В оккупированной зоне гитлеровцы не только принимали исключительные меры против евреев, но одновременно пытались вести среди населения антисемитскую пропаганду. Весной 1941 г. на станциях метро и стенах домов были расклеены огромные плакаты, изображавшие Францию в виде женщины, поверженной ниц. Большая черная птица с головой еврея, широко раскинув крылья, терзает грудь женщины. Из груди жертвы красным потоком льется кровь. Французы с недоумением смотрели на плакат — он не имел подписи. В конце концов французы внесли поправку в этот плакат: ночью на черных крыльях птицы чья-то рука нарисовала свастику, и получилось, что Францию терзали гитлеровцы, а отнюдь не евреи.

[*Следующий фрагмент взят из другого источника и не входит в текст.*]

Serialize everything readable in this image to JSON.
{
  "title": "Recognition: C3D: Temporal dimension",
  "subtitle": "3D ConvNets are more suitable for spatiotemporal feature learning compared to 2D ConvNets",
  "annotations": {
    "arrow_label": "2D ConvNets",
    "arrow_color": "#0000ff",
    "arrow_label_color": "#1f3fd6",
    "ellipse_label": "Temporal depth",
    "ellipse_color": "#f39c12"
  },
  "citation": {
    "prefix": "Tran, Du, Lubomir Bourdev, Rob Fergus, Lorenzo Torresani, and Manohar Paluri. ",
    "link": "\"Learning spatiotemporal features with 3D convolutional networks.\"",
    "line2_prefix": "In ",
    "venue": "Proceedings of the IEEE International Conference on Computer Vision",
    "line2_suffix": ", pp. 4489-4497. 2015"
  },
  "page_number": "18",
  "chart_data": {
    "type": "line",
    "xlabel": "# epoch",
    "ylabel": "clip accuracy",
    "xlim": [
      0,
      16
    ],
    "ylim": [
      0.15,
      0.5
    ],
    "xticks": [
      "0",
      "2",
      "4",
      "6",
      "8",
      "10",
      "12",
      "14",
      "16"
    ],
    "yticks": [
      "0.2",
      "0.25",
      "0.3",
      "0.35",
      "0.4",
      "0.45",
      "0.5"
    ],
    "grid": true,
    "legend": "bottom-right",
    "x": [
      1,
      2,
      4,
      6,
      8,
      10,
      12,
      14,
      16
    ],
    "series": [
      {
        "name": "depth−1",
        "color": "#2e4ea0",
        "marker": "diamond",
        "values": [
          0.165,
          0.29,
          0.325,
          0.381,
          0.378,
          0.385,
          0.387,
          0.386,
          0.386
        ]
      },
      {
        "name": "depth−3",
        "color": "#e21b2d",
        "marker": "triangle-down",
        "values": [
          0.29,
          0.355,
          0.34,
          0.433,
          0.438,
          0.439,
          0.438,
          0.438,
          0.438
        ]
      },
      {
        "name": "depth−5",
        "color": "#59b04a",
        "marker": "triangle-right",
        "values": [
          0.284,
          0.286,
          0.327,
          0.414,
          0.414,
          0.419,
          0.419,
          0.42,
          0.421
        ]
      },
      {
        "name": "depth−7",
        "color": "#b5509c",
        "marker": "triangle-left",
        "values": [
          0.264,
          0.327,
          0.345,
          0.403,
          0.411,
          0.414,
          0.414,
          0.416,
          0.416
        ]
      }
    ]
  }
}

В мае 1941 г. гонения на евреев приняли обычную для гитлеровцев варварскую форму. Однажды все евреи-мужчины в Париже получили приказ явиться в полицейские комиссариаты. Там их посадили на грузовики и, не разрешив зайти домой, отправили в концлагеря под Парижем. Около 25000 евреев содержалось в этих лагерях. Люди голодали, спали вповалку на соломе, в невероятной тесноте. Те, у кого были деньги, подкупали французскую стражу и получали через нее продукты. Только недели через две семьям удалось узнать, где находятся их близкие. Позднее, после моего ареста, репрессии против евреев еще более усилились. Их сажали в новые небоскребы в парижском предместье Дранси. Сотни евреев были расстреляны за «бунт», который сводился к тому, что люди, находившиеся в ужасных условиях, протестовали и требовали улучшить их положение. Гитлеровцы на это ответили массовыми расстрелами.
Осенью 1940 г. оккупанты организовали в Париже так называемую «молодую французскую гвардию» (Jeune Garde Francaise). Эта «гвардия» была попросту погромной бандой. Два штаба ее находились в магазинах — один на Елисейских полях, другой на бульваре Сен Жермен, в Латинском квартале. На витринах этих магазинов красовались антисемитские надписи, а посредине висел большой плакат: «Франция для французов».
Два здоровенных парня в коротких штанах, в синих рубашках, с повязками на рукаве, на которых изображена черная свастика на фоне национального французского флага, с револьверами в кобуре, стояли перед входом и нагло глядели на публику, словно вызывая ее на скандал. На Елисейских полях бывало много гуляющих, в толпе шныряли германские офицеры и шпионы. Люди собирались вокруг этих парней, иногда из толпы раздавались враждебные возгласы. Молодчики зверски ругались, даже бросались на публику. Полиция не вмешивалась: очевидно, она получила приказ ничего не предпринимать.
Однажды мне пришлось наблюдать такую сцену. Пожилой мужчина, стоявший в толпе, собравшейся перед штабом фашистских молодчиков, заметил:
— А я нахожу, что эти молодые люди проявляют необычайное по нашим временам мужество. Не могу их не одобрить.
— За что же это? — враждебно спросил кто-то.
— Да как же? Вся Франция оккупирована немцами, а эти молодые люди имеют смелость заявлять публично: Франция для французов. Ну как их не похвалить? — иронически добавил оратор.
«Гвардейцы», одобрительно взиравшие на оратора, взглянули на говорившего с яростью, а затем бросились на него. Но он повернулся и исчез. Толпа восторженно хохотала.